While UTEC was being built, a similar machine was under construction at Manchester University, known as the "Baby". Once it started working the university signed an agreement with Ferranti (in the UK) to build a full-scale machine eventually known as the Mark I. The new machine was delivered to the university in February 1951, making it the first commercial computer, about one month earlier than the UNIVAC I was handed over to the US Census Bureau.

Ferranti had high hopes for further sales of the machine, and were happy when an order was placed by the British Atomic Energy Authority for delivery in autumn of 1952. However the government changed hands while the machine was being built, and all government contracts over £100,000 were cancelled outright. This left a partially completed Mark I sitting at Ferranti, who became interested in unloading it as soon as possible.

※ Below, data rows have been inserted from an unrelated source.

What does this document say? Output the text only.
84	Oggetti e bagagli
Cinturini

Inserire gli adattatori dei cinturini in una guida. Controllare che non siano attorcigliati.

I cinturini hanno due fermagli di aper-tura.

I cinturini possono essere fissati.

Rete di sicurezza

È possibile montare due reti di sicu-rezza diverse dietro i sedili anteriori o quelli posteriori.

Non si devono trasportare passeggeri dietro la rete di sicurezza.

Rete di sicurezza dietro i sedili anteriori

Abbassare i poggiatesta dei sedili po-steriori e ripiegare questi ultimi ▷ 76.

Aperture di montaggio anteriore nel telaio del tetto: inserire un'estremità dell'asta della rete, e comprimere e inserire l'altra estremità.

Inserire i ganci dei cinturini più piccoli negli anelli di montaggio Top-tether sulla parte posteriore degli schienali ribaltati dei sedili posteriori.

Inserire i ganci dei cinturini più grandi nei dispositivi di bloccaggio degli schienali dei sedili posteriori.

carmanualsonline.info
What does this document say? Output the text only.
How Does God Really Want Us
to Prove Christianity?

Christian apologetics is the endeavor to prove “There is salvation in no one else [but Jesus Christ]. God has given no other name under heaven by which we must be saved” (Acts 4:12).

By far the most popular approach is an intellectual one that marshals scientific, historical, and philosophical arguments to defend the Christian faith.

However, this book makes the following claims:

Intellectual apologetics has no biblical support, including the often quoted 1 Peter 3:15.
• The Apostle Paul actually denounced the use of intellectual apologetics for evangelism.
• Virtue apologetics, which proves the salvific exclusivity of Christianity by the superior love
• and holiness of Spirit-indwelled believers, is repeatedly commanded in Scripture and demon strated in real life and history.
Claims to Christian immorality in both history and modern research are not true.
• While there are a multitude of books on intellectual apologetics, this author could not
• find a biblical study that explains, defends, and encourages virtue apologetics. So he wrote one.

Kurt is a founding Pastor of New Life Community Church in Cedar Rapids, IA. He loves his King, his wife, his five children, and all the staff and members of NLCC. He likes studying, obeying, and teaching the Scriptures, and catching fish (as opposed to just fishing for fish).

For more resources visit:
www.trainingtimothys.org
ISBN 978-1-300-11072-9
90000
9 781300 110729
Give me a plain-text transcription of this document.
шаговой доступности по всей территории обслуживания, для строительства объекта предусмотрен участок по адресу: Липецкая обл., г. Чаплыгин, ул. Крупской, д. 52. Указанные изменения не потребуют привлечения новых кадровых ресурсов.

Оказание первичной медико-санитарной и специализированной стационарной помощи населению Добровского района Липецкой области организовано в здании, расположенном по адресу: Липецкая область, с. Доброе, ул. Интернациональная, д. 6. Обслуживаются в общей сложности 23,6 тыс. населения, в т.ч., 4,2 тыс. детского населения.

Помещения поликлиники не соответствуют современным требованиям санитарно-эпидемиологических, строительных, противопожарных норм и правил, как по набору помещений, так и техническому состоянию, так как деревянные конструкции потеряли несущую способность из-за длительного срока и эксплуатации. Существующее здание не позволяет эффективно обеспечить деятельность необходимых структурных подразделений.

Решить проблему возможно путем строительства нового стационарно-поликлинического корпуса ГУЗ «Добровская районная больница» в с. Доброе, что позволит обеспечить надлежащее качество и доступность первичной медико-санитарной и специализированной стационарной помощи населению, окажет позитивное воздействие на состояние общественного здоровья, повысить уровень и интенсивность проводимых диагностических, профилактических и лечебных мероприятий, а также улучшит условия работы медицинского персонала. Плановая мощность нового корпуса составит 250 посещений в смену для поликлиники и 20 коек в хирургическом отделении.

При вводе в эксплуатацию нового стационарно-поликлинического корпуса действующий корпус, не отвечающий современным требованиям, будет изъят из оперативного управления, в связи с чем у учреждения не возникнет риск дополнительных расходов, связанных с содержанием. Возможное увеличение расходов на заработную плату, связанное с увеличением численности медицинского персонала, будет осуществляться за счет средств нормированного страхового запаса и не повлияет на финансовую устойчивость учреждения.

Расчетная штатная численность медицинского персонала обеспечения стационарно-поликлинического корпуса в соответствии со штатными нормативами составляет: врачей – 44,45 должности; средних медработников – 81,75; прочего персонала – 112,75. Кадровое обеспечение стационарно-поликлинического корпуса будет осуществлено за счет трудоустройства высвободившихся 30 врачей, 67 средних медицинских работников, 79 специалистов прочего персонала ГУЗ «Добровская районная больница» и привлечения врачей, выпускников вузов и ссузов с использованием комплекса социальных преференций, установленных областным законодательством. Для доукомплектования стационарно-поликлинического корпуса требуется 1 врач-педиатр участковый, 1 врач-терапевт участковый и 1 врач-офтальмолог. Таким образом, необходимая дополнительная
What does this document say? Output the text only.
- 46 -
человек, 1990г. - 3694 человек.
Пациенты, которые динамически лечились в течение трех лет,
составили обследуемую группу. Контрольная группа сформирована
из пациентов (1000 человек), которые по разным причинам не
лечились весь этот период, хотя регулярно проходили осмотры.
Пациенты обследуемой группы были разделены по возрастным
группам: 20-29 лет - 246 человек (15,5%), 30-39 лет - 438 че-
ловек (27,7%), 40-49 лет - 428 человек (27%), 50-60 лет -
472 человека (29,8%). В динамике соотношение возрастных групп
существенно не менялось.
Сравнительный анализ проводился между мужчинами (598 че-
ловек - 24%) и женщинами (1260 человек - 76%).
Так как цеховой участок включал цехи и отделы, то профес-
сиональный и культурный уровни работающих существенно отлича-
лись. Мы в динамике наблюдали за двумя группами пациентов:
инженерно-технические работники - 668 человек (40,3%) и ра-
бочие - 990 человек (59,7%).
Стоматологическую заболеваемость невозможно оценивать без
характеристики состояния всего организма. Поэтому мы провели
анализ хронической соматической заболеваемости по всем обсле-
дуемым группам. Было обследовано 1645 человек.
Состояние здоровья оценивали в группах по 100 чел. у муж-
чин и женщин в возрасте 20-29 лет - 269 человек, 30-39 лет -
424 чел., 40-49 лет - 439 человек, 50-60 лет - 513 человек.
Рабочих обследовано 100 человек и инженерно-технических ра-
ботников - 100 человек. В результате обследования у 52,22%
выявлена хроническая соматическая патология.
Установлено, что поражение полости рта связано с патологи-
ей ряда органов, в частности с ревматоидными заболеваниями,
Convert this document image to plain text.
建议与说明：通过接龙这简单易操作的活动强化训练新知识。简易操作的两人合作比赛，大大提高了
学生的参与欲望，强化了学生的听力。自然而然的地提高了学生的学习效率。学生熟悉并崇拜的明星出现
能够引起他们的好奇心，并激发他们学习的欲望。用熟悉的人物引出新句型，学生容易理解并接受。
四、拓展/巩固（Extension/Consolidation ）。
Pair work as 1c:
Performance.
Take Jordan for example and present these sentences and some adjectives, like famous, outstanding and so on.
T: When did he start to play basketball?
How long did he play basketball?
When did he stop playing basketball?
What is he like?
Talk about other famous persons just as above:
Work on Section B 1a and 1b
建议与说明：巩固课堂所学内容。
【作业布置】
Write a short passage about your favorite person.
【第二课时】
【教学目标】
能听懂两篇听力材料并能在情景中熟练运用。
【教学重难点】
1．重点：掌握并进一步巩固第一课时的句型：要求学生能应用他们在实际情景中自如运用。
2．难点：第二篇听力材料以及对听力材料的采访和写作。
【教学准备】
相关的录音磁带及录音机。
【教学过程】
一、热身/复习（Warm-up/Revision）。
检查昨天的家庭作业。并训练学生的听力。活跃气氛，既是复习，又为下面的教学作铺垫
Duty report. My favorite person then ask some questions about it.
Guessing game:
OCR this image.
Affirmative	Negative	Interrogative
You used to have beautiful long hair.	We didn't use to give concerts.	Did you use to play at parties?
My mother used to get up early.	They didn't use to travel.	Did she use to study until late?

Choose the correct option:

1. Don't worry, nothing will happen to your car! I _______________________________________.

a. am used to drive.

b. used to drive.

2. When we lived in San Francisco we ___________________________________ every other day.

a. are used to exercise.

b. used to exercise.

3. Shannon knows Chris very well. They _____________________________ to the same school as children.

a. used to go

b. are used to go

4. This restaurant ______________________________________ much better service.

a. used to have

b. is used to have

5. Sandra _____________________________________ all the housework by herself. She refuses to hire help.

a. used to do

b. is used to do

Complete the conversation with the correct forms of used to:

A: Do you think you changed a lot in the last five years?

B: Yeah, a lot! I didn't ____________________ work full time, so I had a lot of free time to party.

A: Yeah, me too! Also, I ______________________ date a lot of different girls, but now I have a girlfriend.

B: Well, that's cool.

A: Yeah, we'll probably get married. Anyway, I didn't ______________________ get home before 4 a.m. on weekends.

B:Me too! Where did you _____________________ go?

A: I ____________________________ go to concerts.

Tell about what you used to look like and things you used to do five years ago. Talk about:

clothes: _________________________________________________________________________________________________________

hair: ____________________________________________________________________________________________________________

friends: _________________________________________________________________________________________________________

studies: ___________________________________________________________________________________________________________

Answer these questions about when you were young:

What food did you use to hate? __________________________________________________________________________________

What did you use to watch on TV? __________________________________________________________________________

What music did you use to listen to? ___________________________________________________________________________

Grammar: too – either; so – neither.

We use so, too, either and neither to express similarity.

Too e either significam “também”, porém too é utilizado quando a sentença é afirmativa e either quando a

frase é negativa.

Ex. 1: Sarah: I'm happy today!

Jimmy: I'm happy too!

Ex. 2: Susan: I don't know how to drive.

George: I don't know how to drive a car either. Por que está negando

Word of the machine quickly reached the AECL, who suggested that they use the $300,000 set aside for the "new" UTEC to purchase the Mark I instead. The Computation Center considered the Mark I to be inferior to their own design and rejected it, notably because it used a serial math unit like their prototype and would thus be much slower.

The AECL was not terribly impressed but came up with a solution; if the Computation Center would buy the Mark I, another $150,000 would be made available to continue development of the UTEC, and an equal amount if they decided to actually build it. This sort of deal one does not refuse, and plans to ship the Mark I to Toronto were soon underway.

The machine arrived on April 30, 1952, at the time it was major news. Named Ferut (Ferranti, University of Toronto) by Worsley shortly before it arrived, it took the Ferranti engineers several months to set it up. Even then it became one of the first "large" machines to start operation in North America. Ferut would go on to be a major research system in Canada, being used by Ontario Hydro to calculate changes in water levels due to the opening of the St. Lawrence Seaway, various development of the groundbreaking ReserVec system with Ferranti Canada for Trans Canada Airlines, and even rental of time for commercial seismic data processing.

The arrival of the Ferut also spelled the death of the UTEC project. Even with the additional funding, most of the engineers quickly drifted to the Ferut machine.